2. After work I did 10 mins of running, 5 mins of walking as warm up for my chest/arms/shoulders workout.
- Shoulder Press 40/50/40/50 lbs on Free Motion machine
- Barbell Curl 30/40/50/50 lbs on Free Motion machine
- Tricep 45/65/65/65 lbs on Free Motion machine
- Lateral Raise 5/8/10/8 with free weights
- Overhead Tricep 15/17/20/22.5 lbs with free weights
- Upright Row 30/40/30/40 lbs with free weights
- Chest Press 45/60/60/60 on the Lifetime Fitness machine.
- Hammer Curl 10/12.5/15/17.5 lbs with free weights.
- Overhead Extension on ball with just body weight
Tuesday:
1. I am finally made it back into the pool! I did the following workout- 300 warm-up 3x150 (where 50 was free, 50 was backstroke and 50 was free with 60 seconds of rest between each set), 100 kick and then 300 warm-down.
2. In the evening I started over on the Sit-up Challenge so I completed Week 1, Day 1.
Wednesday:
1. For my lunch workout this week, I met my coach at the velodrome and I did some running on the loop near the track. I did the run/walk method. I ran 3000 meters and walked 2000 meters. The walking came in between each running lap.
2. After the track workout I went to the gym to do my weight lifting. I did 5 mins on the elliptical to warm-up and then I lifted.
- Squat 30/45/40/50/45 lbs with Free weights.
- Deadlift 45/45 lbs with free weights. I didn't do all the sets here because my legs were really tight and I felt like I was hurting myself more than helping.
- Dip/Chin-up 125/110/110/110 lbs on the Gravitron. I love doing these for some reason!
- Leg Extension 50/60/60/75 lbs on the Free Motion machine.
- Lunges 5/8/10/12 lbs with free weights.
- Lat Pull-down 450/50/60/75 lbs on the machine.
- Leg Curl 50/60/70/80 lbs on the Free Motion machine.
- Rhomboid/Pull-down 30/40/50/60 lbs on the machine.
- Glute Press I didn't complete because I forgot to do it at home that night. 24 hour fitness didn't have the right equipment when I went to do the exercise there.
Thursday:
1. At lunch today I did a steady state workout on the elliptical for 50 mins. Unfortunately, I could not get my heart rate up to the appropriate zone for steady state. I think it is time to do another field test!
2. I completed Day 2 of week 1 of the sit-up challenge.
Friday:
1. I pushed away my fears and went to see a chiropractor about my injury. She did a full analysis, gave me some suggestions and then did an adjustment. My fears were unfounded and I can't wait to see her again.
2. I did a 15 min run before my lifting and it was pain-free! Woo Hoo! The weight lifting today is 3 sets of 10 reps each and is called the 300 day! It kicked my butt!
- Chest Bench Press 40/40/40 lbs with free weights.
- Shoulder Military Press 30/30/30 with free weights.
- Bicep Barbell Curl 30/30/30 with free weights.
- Decline Sit-ups and damn these were hard for some reason.
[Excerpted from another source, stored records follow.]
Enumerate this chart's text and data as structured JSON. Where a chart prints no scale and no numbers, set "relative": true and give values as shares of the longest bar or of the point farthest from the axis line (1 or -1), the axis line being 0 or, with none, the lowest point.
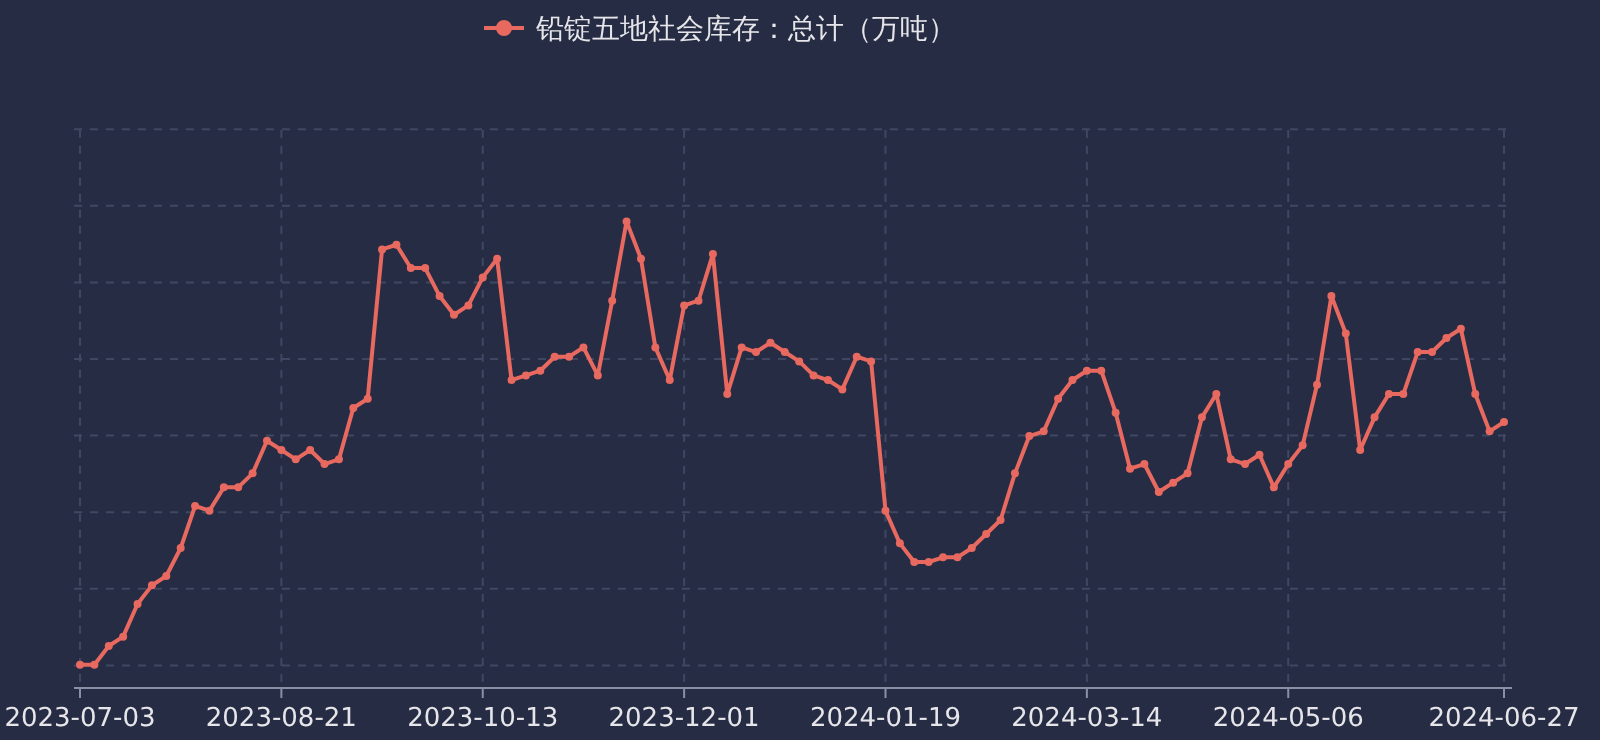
{
  "chart_data": {
    "type": "line",
    "relative": true,
    "grid": true,
    "legend": "top",
    "marker": "circle",
    "line_style": "solid",
    "categories": [
      "2023-07-03",
      null,
      null,
      null,
      null,
      null,
      null,
      null,
      null,
      null,
      null,
      null,
      null,
      null,
      "2023-08-21",
      null,
      null,
      null,
      null,
      null,
      null,
      null,
      null,
      null,
      null,
      null,
      null,
      null,
      "2023-10-13",
      null,
      null,
      null,
      null,
      null,
      null,
      null,
      null,
      null,
      null,
      null,
      null,
      null,
      "2023-12-01",
      null,
      null,
      null,
      null,
      null,
      null,
      null,
      null,
      null,
      null,
      null,
      null,
      null,
      "2024-01-19",
      null,
      null,
      null,
      null,
      null,
      null,
      null,
      null,
      null,
      null,
      null,
      null,
      null,
      "2024-03-14",
      null,
      null,
      null,
      null,
      null,
      null,
      null,
      null,
      null,
      null,
      null,
      null,
      null,
      "2024-05-06",
      null,
      null,
      null,
      null,
      null,
      null,
      null,
      null,
      null,
      null,
      null,
      null,
      null,
      null,
      "2024-06-27"
    ],
    "series": [
      {
        "name": "铅锭五地社会库存：总计（万吨）",
        "color": "#e8695f",
        "values": [
          0.05,
          0.05,
          0.09,
          0.11,
          0.18,
          0.22,
          0.24,
          0.3,
          0.39,
          0.38,
          0.43,
          0.43,
          0.46,
          0.53,
          0.51,
          0.49,
          0.51,
          0.48,
          0.49,
          0.6,
          0.62,
          0.94,
          0.95,
          0.9,
          0.9,
          0.84,
          0.8,
          0.82,
          0.88,
          0.92,
          0.66,
          0.67,
          0.68,
          0.71,
          0.71,
          0.73,
          0.67,
          0.83,
          1,
          0.92,
          0.73,
          0.66,
          0.82,
          0.83,
          0.93,
          0.63,
          0.73,
          0.72,
          0.74,
          0.72,
          0.7,
          0.67,
          0.66,
          0.64,
          0.71,
          0.7,
          0.38,
          0.31,
          0.27,
          0.27,
          0.28,
          0.28,
          0.3,
          0.33,
          0.36,
          0.46,
          0.54,
          0.55,
          0.62,
          0.66,
          0.68,
          0.68,
          0.59,
          0.47,
          0.48,
          0.42,
          0.44,
          0.46,
          0.58,
          0.63,
          0.49,
          0.48,
          0.5,
          0.43,
          0.48,
          0.52,
          0.65,
          0.84,
          0.76,
          0.51,
          0.58,
          0.63,
          0.63,
          0.72,
          0.72,
          0.75,
          0.77,
          0.63,
          0.55,
          0.57
        ]
      }
    ]
  }
}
Oh yea, I had the decline set to high!
- Dip/Chin-up 110/110/110 lbs on Gravitron.
- Upright Row 30/30/30 lbs on machine.
- Tricep Press/Extension 22.5/22.5/22.5 lbs with free weights
- Split Jumps I didn't complete these because I could not remember how to do them.
- Squat Jumps I looked like a moron but I did them all!
- Step-Ups and again I looked stupid but I fought through the embarrassment.
Saturday:
1. I met the group for a long run/walk. We met downtown at the trail head near Colorado College. I did 20 mins of pain-free running and then walked for about 60 mins!
2. I was supposed to do Day 3 of week 1 of the sit-up challenge but I forgot. I think I will do Week 1 over again until I do the entire week as laid out!!
Sunday:
1. Brad and I did not work out like we wanted to but we were productive. We cleaned our garage out! So I will chalk this up as a rest day!
Other Important Areas:
1. I am doing better with the diet changes but I did break down once this week. Friday I ate terribly! However, I accepted it and just moved on in my mind. Big step for me!
2. I am working on my relationship with my coach and I am hopeful that we can work it out. I am not a good communicator in person so I am trying to better.